Globalisation is the growing interpenetration of states, markets, communications, and ideas across borders. This expansion of global markets has given rise to growing push for equal human rights for all around the world. International norms and institutions for the protection of human rights are more developed than at any previous point in history. The case for allowing gays to marry begins with equality, pure and simple. Why should one set of loving, consenting adults be denied a right that other such adults have and which, if exercised, will do no damage to anyone else? It is well established as a matter of law that the right to marry the person one loves is so central to liberty and happiness as to be a fundamental civil right. “The freedom to marry has long been recognized as one of the vital personal rights” guaranteed by the U.S Constitution.

Furthermore, gay and lesbian people themselves have become a market. In British Columbia, for an example, the tourism industry is essential to the provincial economy. For the purposes of that industry, sexual orientation has become a commodity. Marriage license registries were kept open twenty-four hours a day over the 2003 Gay Pride weekend in order to attract American gay and lesbian tourists who could not get married at home. Tour groups in Vancouver and Toronto offered “wedding packages” for same-sex couples who wanted to board a bus or airplane to get married in Canada. These couples are targeted as the gay and lesbian “marriage market.” The consumers represent an estimated $450 billion in purchasing power annually in the United States and Forbes magazine has estimated that the size of the potential market for same-sex marriages in the United States to be $16.8 billion a year. Thus same-sex marriage is a practical consideration for not only is it the right of humans, it also spreads the growth of globalisation.

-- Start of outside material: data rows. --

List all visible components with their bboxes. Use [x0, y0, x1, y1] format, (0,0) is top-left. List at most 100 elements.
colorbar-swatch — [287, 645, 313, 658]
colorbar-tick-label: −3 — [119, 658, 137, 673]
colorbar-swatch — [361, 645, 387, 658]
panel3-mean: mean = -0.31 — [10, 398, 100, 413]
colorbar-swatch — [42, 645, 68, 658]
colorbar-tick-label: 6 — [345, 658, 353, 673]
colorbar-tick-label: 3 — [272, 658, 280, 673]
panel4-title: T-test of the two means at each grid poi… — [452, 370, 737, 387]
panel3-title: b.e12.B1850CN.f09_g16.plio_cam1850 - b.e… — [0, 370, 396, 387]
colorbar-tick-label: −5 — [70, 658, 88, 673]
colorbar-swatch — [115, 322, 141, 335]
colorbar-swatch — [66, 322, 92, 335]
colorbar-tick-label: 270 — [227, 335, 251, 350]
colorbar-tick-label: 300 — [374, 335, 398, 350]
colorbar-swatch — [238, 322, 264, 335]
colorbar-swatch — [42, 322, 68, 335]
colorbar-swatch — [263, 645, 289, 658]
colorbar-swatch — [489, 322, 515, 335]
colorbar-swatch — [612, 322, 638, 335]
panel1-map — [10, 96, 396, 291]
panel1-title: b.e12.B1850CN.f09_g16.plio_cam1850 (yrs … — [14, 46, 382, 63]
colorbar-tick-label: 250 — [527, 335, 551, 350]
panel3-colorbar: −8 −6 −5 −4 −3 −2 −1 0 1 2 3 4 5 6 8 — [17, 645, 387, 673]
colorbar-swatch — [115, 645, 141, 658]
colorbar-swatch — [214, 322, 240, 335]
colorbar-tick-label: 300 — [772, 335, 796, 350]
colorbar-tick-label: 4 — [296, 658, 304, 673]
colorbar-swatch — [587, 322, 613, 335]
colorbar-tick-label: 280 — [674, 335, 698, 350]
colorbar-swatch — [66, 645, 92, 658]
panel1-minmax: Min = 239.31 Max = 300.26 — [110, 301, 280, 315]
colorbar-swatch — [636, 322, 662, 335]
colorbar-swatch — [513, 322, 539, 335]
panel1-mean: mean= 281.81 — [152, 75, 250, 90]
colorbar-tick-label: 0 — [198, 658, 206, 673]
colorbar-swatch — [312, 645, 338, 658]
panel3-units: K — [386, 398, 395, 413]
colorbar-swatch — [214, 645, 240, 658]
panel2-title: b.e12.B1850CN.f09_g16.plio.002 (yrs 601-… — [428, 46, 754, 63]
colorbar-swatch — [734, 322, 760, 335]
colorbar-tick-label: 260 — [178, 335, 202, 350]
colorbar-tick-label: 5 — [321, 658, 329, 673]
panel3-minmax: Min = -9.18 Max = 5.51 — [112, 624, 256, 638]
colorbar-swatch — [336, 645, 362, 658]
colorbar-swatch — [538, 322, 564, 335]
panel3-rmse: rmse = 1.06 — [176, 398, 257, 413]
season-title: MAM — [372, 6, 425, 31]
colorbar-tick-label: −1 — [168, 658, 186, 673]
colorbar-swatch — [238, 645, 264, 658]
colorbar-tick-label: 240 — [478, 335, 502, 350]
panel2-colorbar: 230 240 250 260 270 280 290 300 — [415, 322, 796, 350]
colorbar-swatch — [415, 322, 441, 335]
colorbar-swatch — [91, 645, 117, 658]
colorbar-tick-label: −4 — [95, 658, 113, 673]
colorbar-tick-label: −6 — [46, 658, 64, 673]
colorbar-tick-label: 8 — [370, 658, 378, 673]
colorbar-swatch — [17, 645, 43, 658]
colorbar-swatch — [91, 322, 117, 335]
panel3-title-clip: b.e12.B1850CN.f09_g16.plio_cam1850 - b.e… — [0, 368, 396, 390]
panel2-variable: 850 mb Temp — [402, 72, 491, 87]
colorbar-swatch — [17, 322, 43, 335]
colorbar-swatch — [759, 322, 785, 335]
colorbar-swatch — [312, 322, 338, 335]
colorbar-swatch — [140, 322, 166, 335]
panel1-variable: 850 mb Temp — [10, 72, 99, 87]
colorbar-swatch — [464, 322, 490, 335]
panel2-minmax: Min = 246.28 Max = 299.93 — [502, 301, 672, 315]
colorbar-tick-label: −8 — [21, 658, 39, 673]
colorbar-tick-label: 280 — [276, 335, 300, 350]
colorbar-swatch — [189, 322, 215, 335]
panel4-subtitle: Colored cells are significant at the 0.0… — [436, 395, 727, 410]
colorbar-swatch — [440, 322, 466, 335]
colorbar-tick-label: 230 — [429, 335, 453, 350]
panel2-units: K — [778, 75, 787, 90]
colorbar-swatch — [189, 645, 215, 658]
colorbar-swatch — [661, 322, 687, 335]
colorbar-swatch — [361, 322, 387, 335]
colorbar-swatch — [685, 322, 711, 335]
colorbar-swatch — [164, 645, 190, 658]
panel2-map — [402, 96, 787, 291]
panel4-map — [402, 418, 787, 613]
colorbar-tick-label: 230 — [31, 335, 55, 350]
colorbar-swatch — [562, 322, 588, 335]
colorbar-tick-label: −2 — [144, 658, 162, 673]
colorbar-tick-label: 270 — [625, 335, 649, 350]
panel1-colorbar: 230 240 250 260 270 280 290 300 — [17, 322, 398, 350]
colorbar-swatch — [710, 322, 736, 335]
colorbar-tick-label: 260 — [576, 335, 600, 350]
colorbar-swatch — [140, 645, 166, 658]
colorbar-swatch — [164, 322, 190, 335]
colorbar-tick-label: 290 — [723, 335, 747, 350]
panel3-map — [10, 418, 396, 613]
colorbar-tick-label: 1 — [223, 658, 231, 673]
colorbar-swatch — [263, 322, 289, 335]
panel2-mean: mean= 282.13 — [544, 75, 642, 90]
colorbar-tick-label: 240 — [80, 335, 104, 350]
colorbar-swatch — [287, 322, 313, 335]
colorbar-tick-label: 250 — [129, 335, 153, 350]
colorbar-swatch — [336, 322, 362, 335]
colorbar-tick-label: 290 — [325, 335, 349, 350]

However, irregardless of time period – be it in the past, present or future – marriage is a common good, not a special interest. Every society needs a natural marriage, which is the bringing of men and women together to build a domestic life and create and raise the next generation. The same-sex family is not driven by the needs of children, but rather by the radical wishes of a small group of adults. No society needs homosexual coupling. In fact, too much of it would be harmful to society and that is why natural marriage and same-sex coupling cannot be considered socially equal. It is very different for a child to say, “I have two mums” than to say, “I have a Korean mother and a Hispanic father.” There are no negative child-development outcomes from being raised by interracial parents but there are thousands of social science studies showing negative outcomes for children who are denied their mothers and fathers.

An impressive wealth of published social science, psychological and medical studies shows that children living in fatherless families, on average, suffer dramatically in every important measure of well-being. These children suffer from much higher levels of physical and mental illness, educational failure, poverty, substance abuse, criminal behavior, loneliness, as well as physical and sexual abuse. Children living apart from both biological parents are eight times more likely to die of maltreatment than children living with their mother and father.

Moreover, there is no civil right to conduct a vast, untested social experiment on children as same-sex marriage will subject generations of children to the status of laboratory rats.

Today, same-sex relationships and homes are tolerated in society but this issue is not about mere tolerance. Instead it is about forcing everyone to fully accept these unnatural families; demanding a radical change to the understanding of family that husband/wife and mother/father are merely optional for the family and therefore, meaningless. Indeed, gay and lesbian people have a right to form meaningful relationships but they do not have a right to redefine marriage for all of us.

1 comment:

webspinner said...

Pertinent and well-balanced argument!